2 to 3 large, ripe Hachiya persimmons, peeled and cored
1/2 cup unsalted butter, softened
1 cup sugar
1 large egg
2 cups all-purpose flour
1 teaspoon baking powder
1 teaspoon baking soda
1/4 teaspoon salt
3/4 teaspoon ground cinnamon
1/2 teaspoon ground nutmeg
1/4 teaspoon ground cloves
1 cup raisins
1 cup chopped walnuts, optional

Glaze:
1 cup confectioners' sugar, sifted
2 tablespoons orange juice
1/4 teaspoon ground allspice

  1. Position a rack in the center of the oven and preheat to 350 F.
  2. Puree the persimmons in a food processor or blender. Set aside 1 cup of puree and freeze the rest for another use.

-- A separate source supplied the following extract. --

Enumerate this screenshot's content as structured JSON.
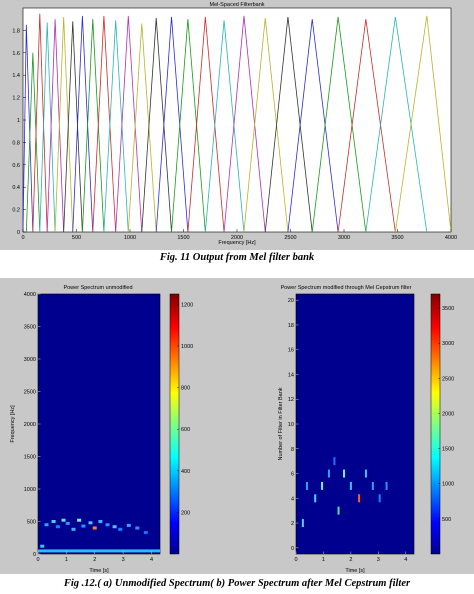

  3. In a large bowl cream the butter and sugar until smooth. Beat in the egg, then add the 1 cup of persimmon puree.
  4. In another bowl, whisk together the flour, baking powder, baking soda, salt and spices. Add the dry mixture to the persimmon batter, stirring to blend. Stir in the raisins and walnuts, if using.
  5. Drop teaspoonfuls of cookie batter onto ungreased cookie sheets, pressing the dough slightly to flatten. Bake until the cookies are set and slightly browned, 10 to 12 minutes. Let cool on a wire rack.
  6. Meanwhile, make the glaze by whisking together the confectioners' sugar, orange juice and allspice. Let the cookies cool for 15 minutes before glazing.